Answer to Question #14261 Submitted to "Ask the Experts"

Category: Environmental and Background Radiation — Soil and Fallout

The following question was answered by an expert in the appropriate field:

Q

I lived on Kwajalein from 1957 until 1960 and I have been diagnosed with thyroid cancer. Both of my parents had cancer. Could it have been from radiation from bombs set off in the Marshall atoll?

A

For your information, I am a trained radiation physicist and I personally lived in the Marshall Islands in the 1990s for the purpose of measuring the residual radiation from the nuclear testing atolls, on all the atolls of the country including Kwajalein.

One of the first important points for you to understand is that radioactive fallout from nuclear testing is a complex mixture of many radioactive substances, each with a different half-life. The half-life indicates how long each radioactive substance will exist and could expose a person. After about three or four half-lives, the radioactive material has largely decayed away. In the case of exposure of the thyroid gland, the most important radioactive substance is iodine-131 (131I) with a half-life of about eight days. That means after one month, the radioactive iodine would mostly be gone. There is also a small radiation exposure from the other radioactive materials, but I will include all of those in my analysis below.

A second important concept is: Where did the radioactive fallout go from each nuclear test that took place when you lived there? The radiation moves through the air as determined by the direction of the wind. For that reason, Kwajalein only received radiation when the wind was blowing to the south and that was relatively unusual.
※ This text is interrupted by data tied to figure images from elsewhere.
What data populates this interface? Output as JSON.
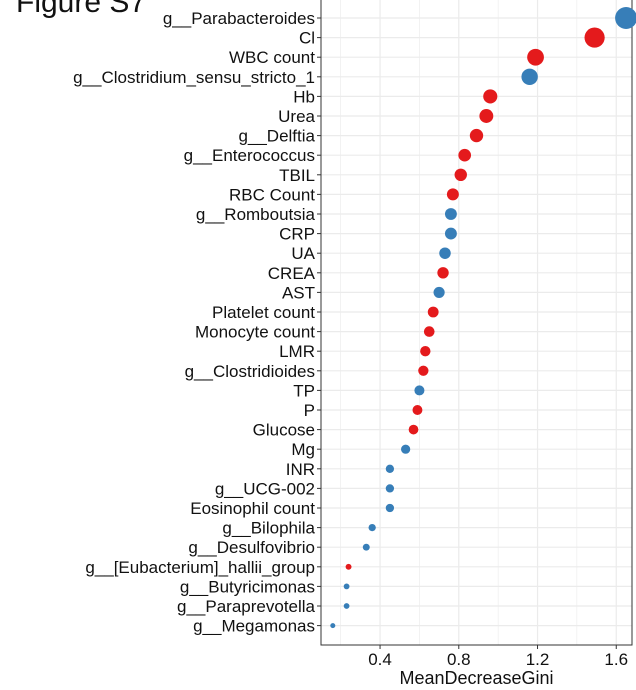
{
  "figure_label": "Figure S7",
  "colors": {
    "red": "#e41a1c",
    "blue": "#377eb8",
    "grid": "#ebebeb",
    "axis": "#333333"
  },
  "chart_data": {
    "type": "scatter",
    "title": "",
    "xlabel": "MeanDecreaseGini",
    "ylabel": "",
    "xlim": [
      0.1,
      1.68
    ],
    "xticks": [
      0.4,
      0.8,
      1.2,
      1.6
    ],
    "xtick_labels": [
      "0.4",
      "0.8",
      "1.2",
      "1.6"
    ],
    "grid": true,
    "legend": "none",
    "points": [
      {
        "label": "g__Parabacteroides",
        "value": 1.65,
        "color": "blue"
      },
      {
        "label": "Cl",
        "value": 1.49,
        "color": "red"
      },
      {
        "label": "WBC count",
        "value": 1.19,
        "color": "red"
      },
      {
        "label": "g__Clostridium_sensu_stricto_1",
        "value": 1.16,
        "color": "blue"
      },
      {
        "label": "Hb",
        "value": 0.96,
        "color": "red"
      },
      {
        "label": "Urea",
        "value": 0.94,
        "color": "red"
      },
      {
        "label": "g__Delftia",
        "value": 0.89,
        "color": "red"
      },
      {
        "label": "g__Enterococcus",
        "value": 0.83,
        "color": "red"
      },
      {
        "label": "TBIL",
        "value": 0.81,
        "color": "red"
      },
      {
        "label": "RBC Count",
        "value": 0.77,
        "color": "red"
      },
      {
        "label": "g__Romboutsia",
        "value": 0.76,
        "color": "blue"
      },
      {
        "label": "CRP",
        "value": 0.76,
        "color": "blue"
      },
      {
        "label": "UA",
        "value": 0.73,
        "color": "blue"
      },
      {
        "label": "CREA",
        "value": 0.72,
        "color": "red"
      },
      {
        "label": "AST",
        "value": 0.7,
        "color": "blue"
      },
      {
        "label": "Platelet count",
        "value": 0.67,
        "color": "red"
      },
      {
        "label": "Monocyte count",
        "value": 0.65,
        "color": "red"
      },
      {
        "label": "LMR",
        "value": 0.63,
        "color": "red"
      },
      {
        "label": "g__Clostridioides",
        "value": 0.62,
        "color": "red"
      },
      {
        "label": "TP",
        "value": 0.6,
        "color": "blue"
      },
      {
        "label": "P",
        "value": 0.59,
        "color": "red"
      },
      {
        "label": "Glucose",
        "value": 0.57,
        "color": "red"
      },
      {
        "label": "Mg",
        "value": 0.53,
        "color": "blue"
      },
      {
        "label": "INR",
        "value": 0.45,
        "color": "blue"
      },
      {
        "label": "g__UCG-002",
        "value": 0.45,
        "color": "blue"
      },
      {
        "label": "Eosinophil count",
        "value": 0.45,
        "color": "blue"
      },
      {
        "label": "g__Bilophila",
        "value": 0.36,
        "color": "blue"
      },
      {
        "label": "g__Desulfovibrio",
        "value": 0.33,
        "color": "blue"
      },
      {
        "label": "g__[Eubacterium]_hallii_group",
        "value": 0.24,
        "color": "red"
      },
      {
        "label": "g__Butyricimonas",
        "value": 0.23,
        "color": "blue"
      },
      {
        "label": "g__Paraprevotella",
        "value": 0.23,
        "color": "blue"
      },
      {
        "label": "g__Megamonas",
        "value": 0.16,
        "color": "blue"
      }
    ]
  }
}
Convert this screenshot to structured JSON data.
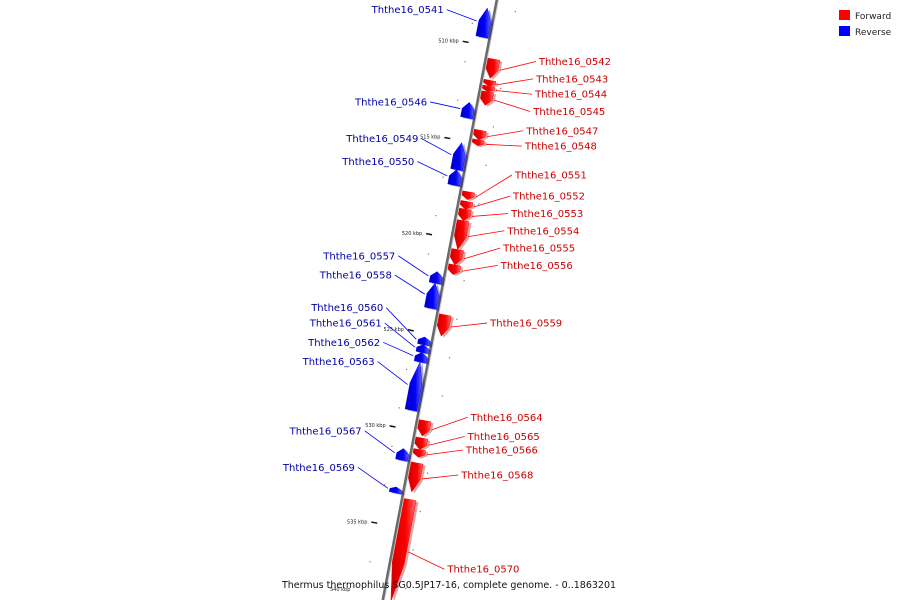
{
  "legend": [
    {
      "label": "Forward",
      "color": "#ff0000"
    },
    {
      "label": "Reverse",
      "color": "#0000ff"
    }
  ],
  "caption": "Thermus thermophilus SG0.5JP17-16, complete genome. - 0..1863201",
  "colors": {
    "forward": "#ff0000",
    "reverse": "#0000ff",
    "backbone": "#888888"
  },
  "scale": {
    "start_kbp": 507.6,
    "end_kbp": 538.8,
    "ticks": [
      {
        "kbp": 510,
        "label": "510 kbp"
      },
      {
        "kbp": 515,
        "label": "515 kbp"
      },
      {
        "kbp": 520,
        "label": "520 kbp"
      },
      {
        "kbp": 525,
        "label": "525 kbp"
      },
      {
        "kbp": 530,
        "label": "530 kbp"
      },
      {
        "kbp": 535,
        "label": "535 kbp"
      }
    ],
    "last_tick_label": "540 kbp"
  },
  "genes": [
    {
      "id": "Ththe16_0541",
      "strand": "reverse",
      "start_kbp": 508.1,
      "end_kbp": 509.6,
      "label_kbp": 508.1
    },
    {
      "id": "Ththe16_0542",
      "strand": "forward",
      "start_kbp": 510.6,
      "end_kbp": 511.6,
      "label_kbp": 510.8
    },
    {
      "id": "Ththe16_0543",
      "strand": "forward",
      "start_kbp": 511.7,
      "end_kbp": 512.0,
      "label_kbp": 511.7
    },
    {
      "id": "Ththe16_0544",
      "strand": "forward",
      "start_kbp": 512.0,
      "end_kbp": 512.3,
      "label_kbp": 512.5
    },
    {
      "id": "Ththe16_0545",
      "strand": "forward",
      "start_kbp": 512.3,
      "end_kbp": 513.0,
      "label_kbp": 513.4
    },
    {
      "id": "Ththe16_0546",
      "strand": "reverse",
      "start_kbp": 513.0,
      "end_kbp": 513.8,
      "label_kbp": 512.9
    },
    {
      "id": "Ththe16_0547",
      "strand": "forward",
      "start_kbp": 514.3,
      "end_kbp": 514.8,
      "label_kbp": 514.4
    },
    {
      "id": "Ththe16_0548",
      "strand": "forward",
      "start_kbp": 514.8,
      "end_kbp": 515.1,
      "label_kbp": 515.2
    },
    {
      "id": "Ththe16_0549",
      "strand": "reverse",
      "start_kbp": 515.1,
      "end_kbp": 516.5,
      "label_kbp": 514.8
    },
    {
      "id": "Ththe16_0550",
      "strand": "reverse",
      "start_kbp": 516.5,
      "end_kbp": 517.3,
      "label_kbp": 516.0
    },
    {
      "id": "Ththe16_0551",
      "strand": "forward",
      "start_kbp": 517.5,
      "end_kbp": 517.9,
      "label_kbp": 516.7
    },
    {
      "id": "Ththe16_0552",
      "strand": "forward",
      "start_kbp": 518.0,
      "end_kbp": 518.4,
      "label_kbp": 517.8
    },
    {
      "id": "Ththe16_0553",
      "strand": "forward",
      "start_kbp": 518.4,
      "end_kbp": 519.0,
      "label_kbp": 518.7
    },
    {
      "id": "Ththe16_0554",
      "strand": "forward",
      "start_kbp": 519.0,
      "end_kbp": 520.5,
      "label_kbp": 519.6
    },
    {
      "id": "Ththe16_0555",
      "strand": "forward",
      "start_kbp": 520.5,
      "end_kbp": 521.3,
      "label_kbp": 520.5
    },
    {
      "id": "Ththe16_0556",
      "strand": "forward",
      "start_kbp": 521.3,
      "end_kbp": 521.8,
      "label_kbp": 521.4
    },
    {
      "id": "Ththe16_0557",
      "strand": "reverse",
      "start_kbp": 521.8,
      "end_kbp": 522.4,
      "label_kbp": 520.9
    },
    {
      "id": "Ththe16_0558",
      "strand": "reverse",
      "start_kbp": 522.4,
      "end_kbp": 523.7,
      "label_kbp": 521.9
    },
    {
      "id": "Ththe16_0559",
      "strand": "forward",
      "start_kbp": 523.9,
      "end_kbp": 525.0,
      "label_kbp": 524.4
    },
    {
      "id": "Ththe16_0560",
      "strand": "reverse",
      "start_kbp": 525.2,
      "end_kbp": 525.6,
      "label_kbp": 523.6
    },
    {
      "id": "Ththe16_0561",
      "strand": "reverse",
      "start_kbp": 525.6,
      "end_kbp": 526.0,
      "label_kbp": 524.4
    },
    {
      "id": "Ththe16_0562",
      "strand": "reverse",
      "start_kbp": 526.0,
      "end_kbp": 526.5,
      "label_kbp": 525.4
    },
    {
      "id": "Ththe16_0563",
      "strand": "reverse",
      "start_kbp": 526.5,
      "end_kbp": 529.0,
      "label_kbp": 526.4
    },
    {
      "id": "Ththe16_0564",
      "strand": "forward",
      "start_kbp": 529.4,
      "end_kbp": 530.2,
      "label_kbp": 529.3
    },
    {
      "id": "Ththe16_0565",
      "strand": "forward",
      "start_kbp": 530.3,
      "end_kbp": 530.9,
      "label_kbp": 530.3
    },
    {
      "id": "Ththe16_0566",
      "strand": "forward",
      "start_kbp": 530.9,
      "end_kbp": 531.3,
      "label_kbp": 531.0
    },
    {
      "id": "Ththe16_0567",
      "strand": "reverse",
      "start_kbp": 531.0,
      "end_kbp": 531.6,
      "label_kbp": 530.0
    },
    {
      "id": "Ththe16_0568",
      "strand": "forward",
      "start_kbp": 531.6,
      "end_kbp": 533.1,
      "label_kbp": 532.3
    },
    {
      "id": "Ththe16_0569",
      "strand": "reverse",
      "start_kbp": 533.0,
      "end_kbp": 533.3,
      "label_kbp": 531.9
    },
    {
      "id": "Ththe16_0570",
      "strand": "forward",
      "start_kbp": 533.5,
      "end_kbp": 538.8,
      "label_kbp": 537.2
    }
  ]
}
To answer your question specifically, there are three important questions: (1) exactly when were you resident on Kwajalein, (2) how old you were at the time you resided there, and (3) when did the nuclear tests take place that might have affected you and where did that fallout radiation go?

According to your letter, you resided in the Marshall Island from 1957 until 1960.

  • So, first, I will assume you lived on Kwajalein all of 1957, 1958, and 1959.
  • Second, I will assume you were a child then rather than an adult.
  • Third, there were no nuclear tests in the Marshall Islands and the last year of testing was 1958. In scientific publications I wrote and published in 2010 in Health Physics, we analyzed the direction of the fallout from each detonation and determined that fallout from only one of the six nuclear tests conducted in 1958 deposited fallout on Kwajalein. That test, named Fir (after the type of tree) took place on 12 May 1958 and was a small nuclear test.

Additionally, we analyzed the radiation dose received by a child on Kwajalein in each year from radioactive fallout from all previous tests (Simon et al., 2010, Fig. 3). If I add the doses received by the thyroid gland of a child on Kwajalein in 1957, 1958, and 1959, I estimate a thyroid dose of about 1.1 mGy.

To give a perspective on what that dose means, it is less than the typical dose received from natural background radiation in one year for people living in, for example, the United States. You should know that in the US, background radiation is higher than in the Marshall Islands because of uranium and other natural elements in the soil (which are very low on the coral atolls of the Marshall Islands). Because the dose I estimated for you is less than the typical dose received in one year in the United States, it is my professional opinion that if you did develop thyroid cancer later in your life, it was not related to exposure you received on Kwajalein from radioactive fallout.

Unfortunately, today there are about 44,000 new cases of thyroid cancer identified in the United States alone in a single year. People develop thyroid cancers, and other types of cancer as well, for many reasons that are not understood. Most, of course, are not related to radiation. I sincerely hope that your thyroid cancer is well controlled.

To determine the chance that any cancer your parents may have developed was related to fallout radiation, I would need additional information about the type of cancer, their age when on Kwajalein, and age when cancer first developed. However, Kwajalein was continually occupied during the nuclear testing period because, in part, it was not located in the typical wind direction from the nuclear test sites on Bikini and Enewetak. For that reason and because of the low recorded fallout on Kwajalein in the years 1957 to 1960, and because cancer occurs at such high rates in people everywhere, I do not consider that your parents were at any high risk from exposure they received while residing on Kwajalein.

I hope this information and analysis is useful.

Steven L. Simon, PhD, FHPS

Reference
Simon S, Bouville A, Land C, Beck H. Radiation doses and cancer risks in the Marshall Islands associated with exposure to radioactive fallout from Bikini and Enewetak nuclear weapons tests: Summary. Health Phys 99:105–123; 2010. doi: 10.1097/HP.0b013e3181dc523c.

Answer posted on 9 December 2021. The information posted on this web page is intended as general reference information only. Specific facts and circumstances may affect the applicability of concepts, materials, and information described herein. The information provided is not a substitute for professional advice and should not be relied upon in the absence of such professional advice. To the best of our knowledge, answers are correct at the time they are posted. Be advised that over time, requirements could change, new data could be made available, and Internet links could change, affecting the correctness of the answers. Answers are the professional opinions of the expert responding to each question; they do not necessarily represent the position of the Health Physics Society.